A cyclical sector tied to global industrial demand
Materials demand is fundamentally a bet on how much the world is building and manufacturing. When global industrial activity accelerates, demand for raw inputs rises before that activity even shows up in finished-goods sales, which is why materials often moves early relative to the broader economic cycle. Within the sector, industrial metals like copper have earned a reputation as an economic bellwether — sometimes nicknamed "Dr. Copper" for its habit of anticipating turns in global growth, since it's used so broadly across construction, electronics, and infrastructure that its price reflects real-time demand from a wide swath of industries.
Materials across the cycle
This is a classically cyclical, commodity-linked sector. It tends to do well when global growth is accelerating and industrial demand is strong, and it tends to lag when growth slows and manufacturers pull back on input purchases. Because commodity prices swing on their own supply-demand dynamics, materials can also see sharp moves independent of broader equity market sentiment, particularly around shifts in demand from major manufacturing economies.
What materials investors watch
Manufacturing PMI and industrial production data offer a direct read on demand for the sector's raw inputs. Copper and broader industrial metals prices are watched closely as a real-time growth signal, given their bellwether reputation. Demand trends out of major manufacturing economies, particularly China given its outsized share of global industrial metals consumption, and currency movements, which affect the relative cost of globally traded commodities, round out the sector's key watch list.
Check how Materials stacks up today on the live dashboard →.
Quick answers
Why is copper called a bellwether for the materials sector?
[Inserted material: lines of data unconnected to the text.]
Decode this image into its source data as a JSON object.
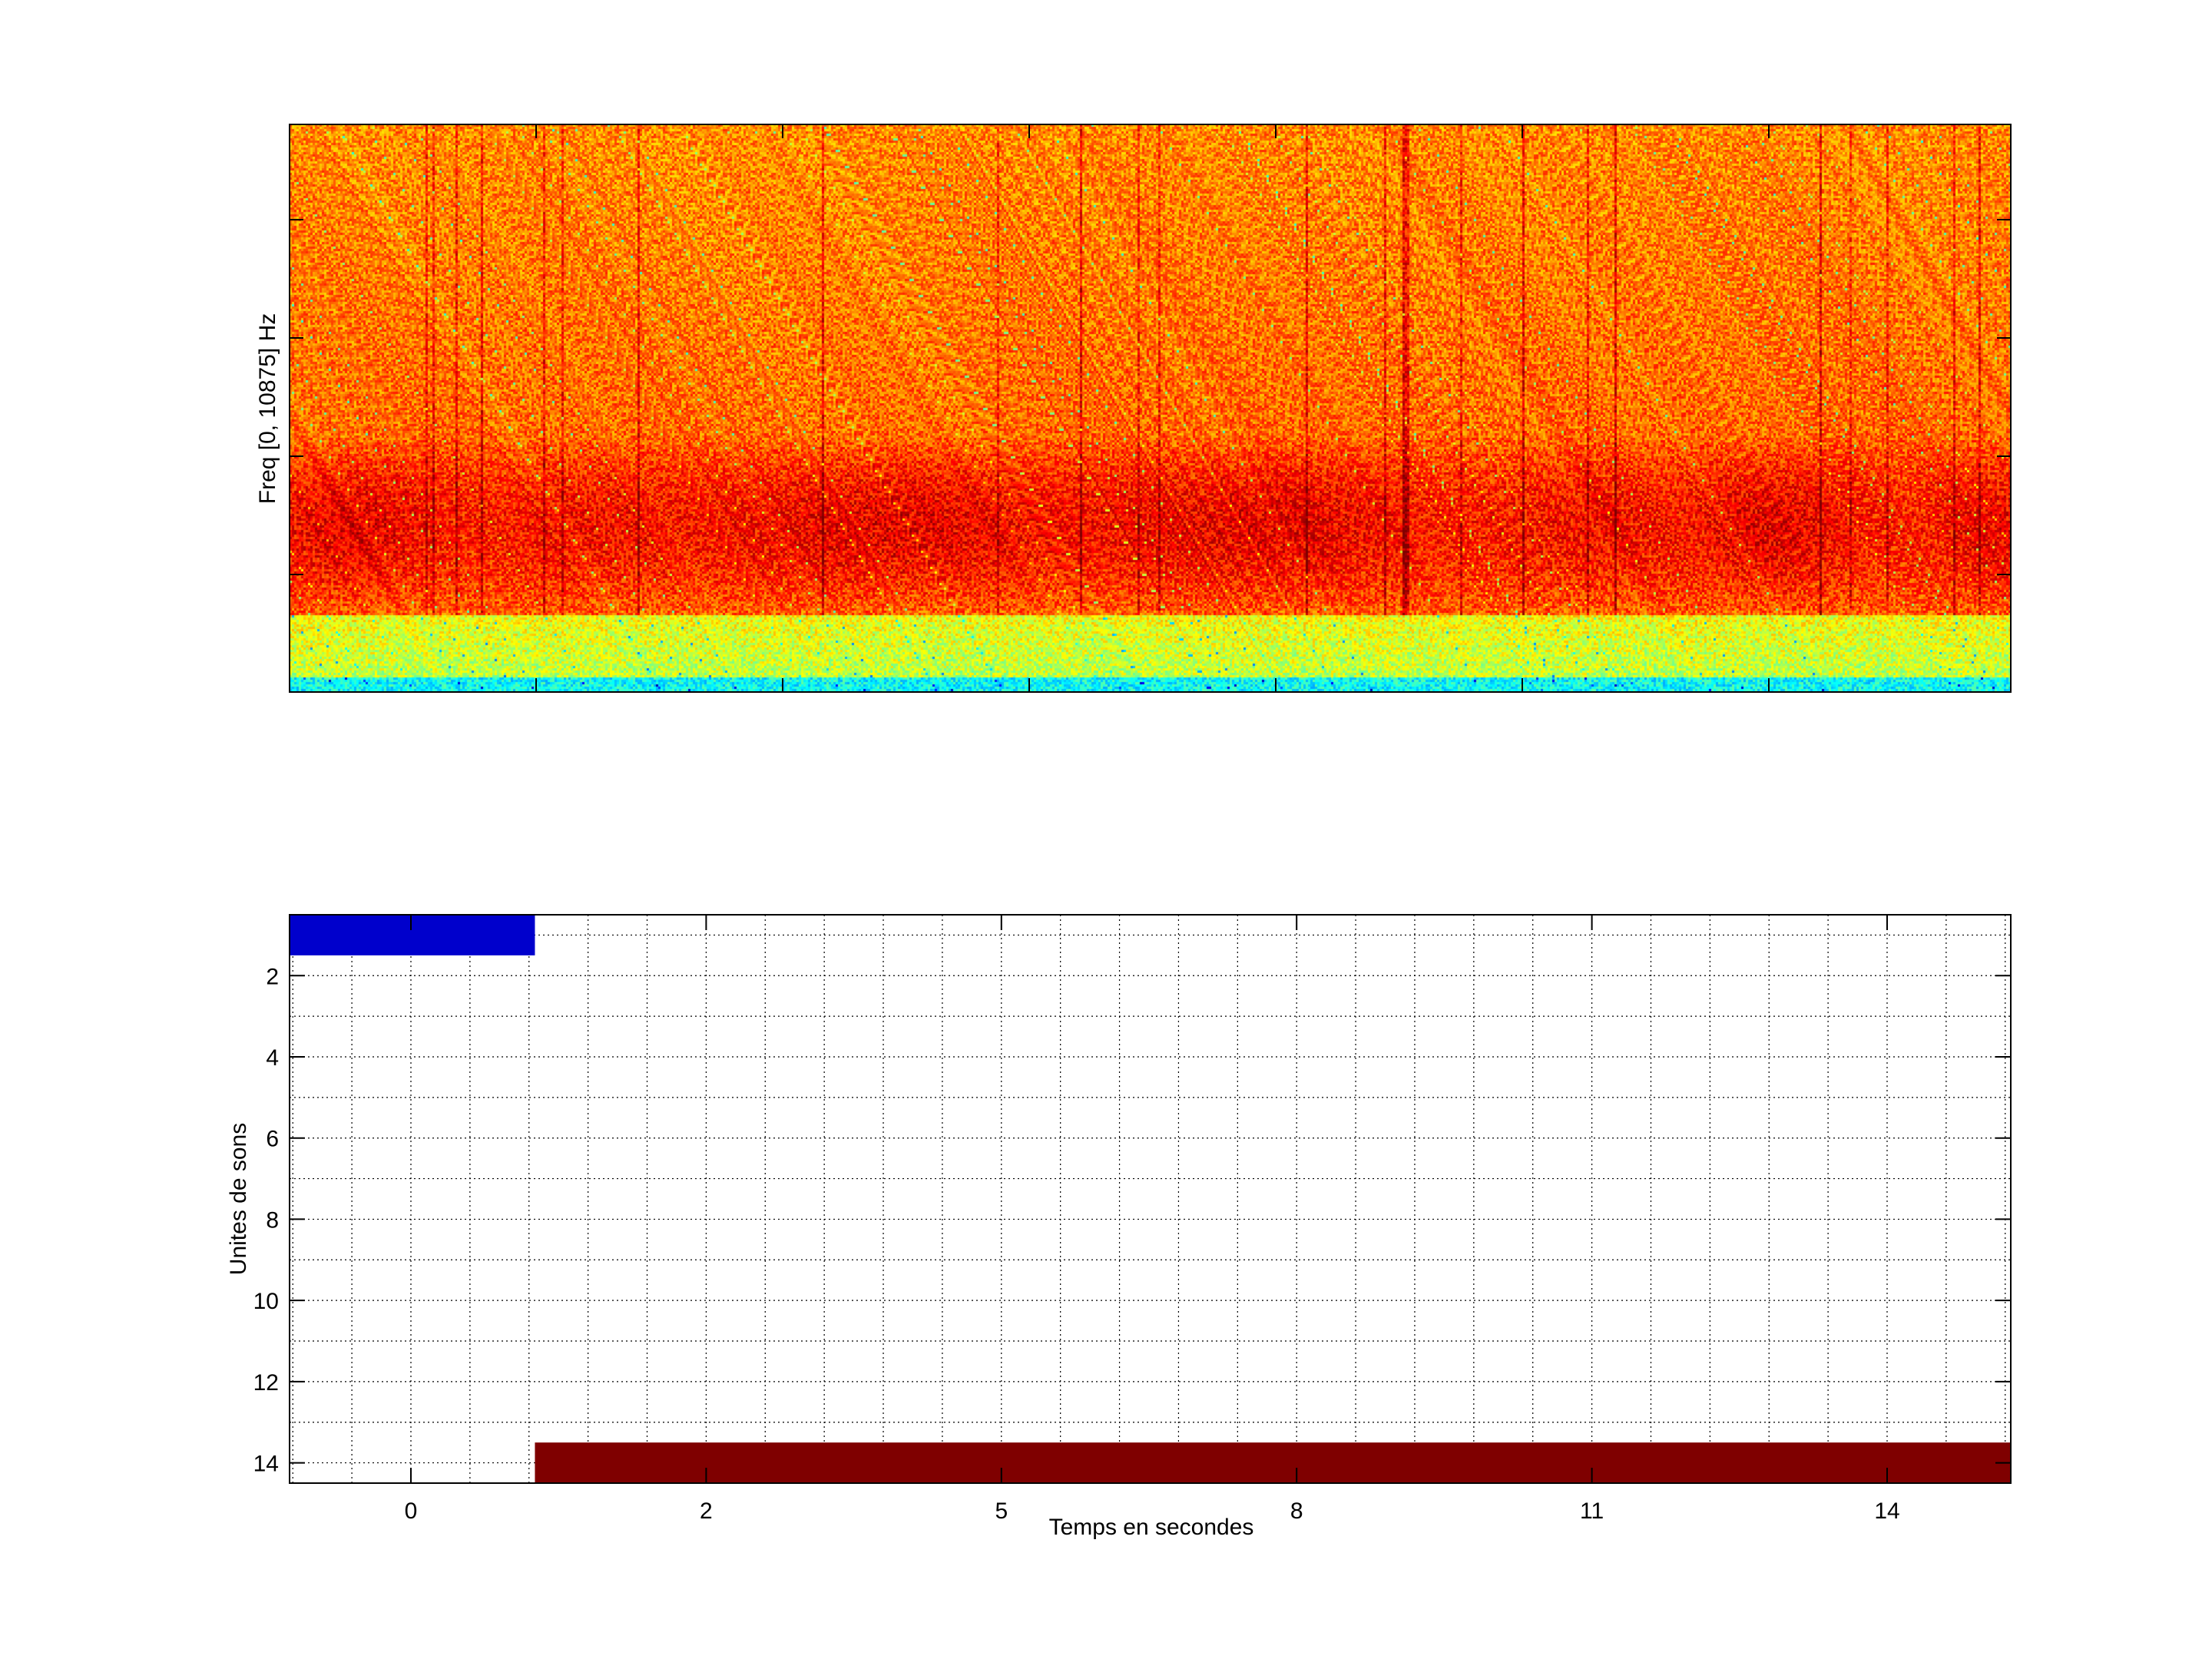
{
  "chart_data": [
    {
      "type": "heatmap",
      "ylabel": "Freq [0, 10875] Hz",
      "xlabel": "",
      "ylim": [
        0,
        10875
      ],
      "colormap": "jet",
      "x_tick_labels": [],
      "y_tick_labels": []
    },
    {
      "type": "bar",
      "orientation": "horizontal-segments",
      "xlabel": "Temps en secondes",
      "ylabel": "Unites de sons",
      "x_tick_values": [
        0,
        2,
        5,
        8,
        11,
        14
      ],
      "x_tick_labels": [
        "0",
        "2",
        "5",
        "8",
        "11",
        "14"
      ],
      "y_tick_labels": [
        "2",
        "4",
        "6",
        "8",
        "10",
        "12",
        "14"
      ],
      "xlim": [
        -0.83,
        15.26
      ],
      "ylim": [
        0.5,
        14.5
      ],
      "y_reversed": true,
      "grid": true,
      "segments": [
        {
          "unit": 1,
          "start": -0.83,
          "end": 0.84,
          "color": "#0000CC"
        },
        {
          "unit": 14,
          "start": 0.84,
          "end": 15.26,
          "color": "#7F0000"
        }
      ]
    }
  ]
}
Copper is used so broadly across construction, electronics, and infrastructure that its price reflects real-time demand from many industries at once, giving it a reputation for anticipating turns in global economic growth.
Is the materials sector cyclical or defensive?
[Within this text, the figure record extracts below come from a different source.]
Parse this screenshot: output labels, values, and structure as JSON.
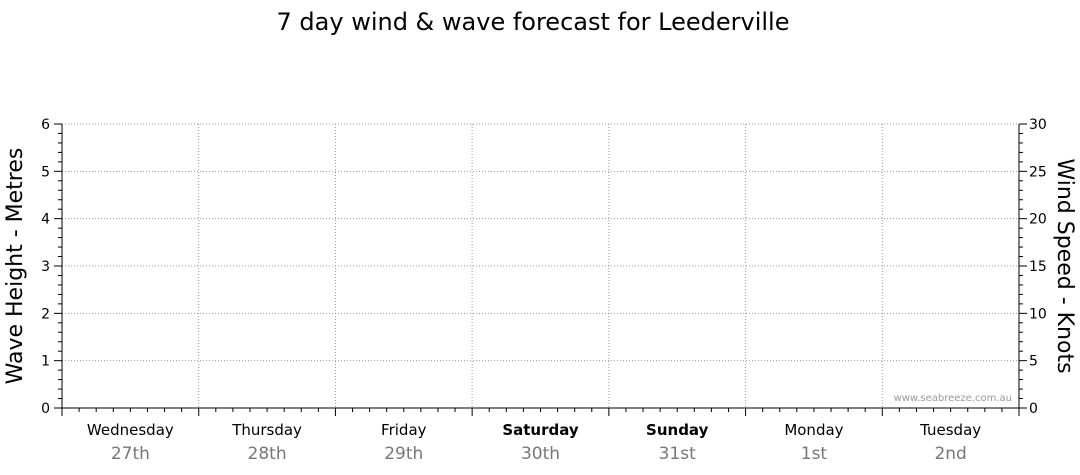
{
  "chart_data": {
    "type": "line",
    "title": "7 day wind & wave forecast for Leederville",
    "ylabel_left": "Wave Height - Metres",
    "ylabel_right": "Wind Speed - Knots",
    "ylim_left": [
      0,
      6
    ],
    "ylim_right": [
      0,
      30
    ],
    "yticks_left": [
      "0",
      "1",
      "2",
      "3",
      "4",
      "5",
      "6"
    ],
    "yticks_right": [
      "0",
      "5",
      "10",
      "15",
      "20",
      "25",
      "30"
    ],
    "grid": true,
    "days": [
      {
        "day": "Wednesday",
        "date": "27th",
        "bold": false
      },
      {
        "day": "Thursday",
        "date": "28th",
        "bold": false
      },
      {
        "day": "Friday",
        "date": "29th",
        "bold": false
      },
      {
        "day": "Saturday",
        "date": "30th",
        "bold": true
      },
      {
        "day": "Sunday",
        "date": "31st",
        "bold": true
      },
      {
        "day": "Monday",
        "date": "1st",
        "bold": false
      },
      {
        "day": "Tuesday",
        "date": "2nd",
        "bold": false
      }
    ],
    "series": []
  },
  "credit": "www.seabreeze.com.au"
}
Cyclical. Demand for chemicals, metals, and building materials rises and falls with global manufacturing and construction activity, and materials often moves early relative to the broader economic cycle.
What drives materials sector earnings the most?
Global industrial demand and commodity prices. Because materials companies sell largely to other businesses rather than consumers, their revenue tracks manufacturing and construction activity worldwide.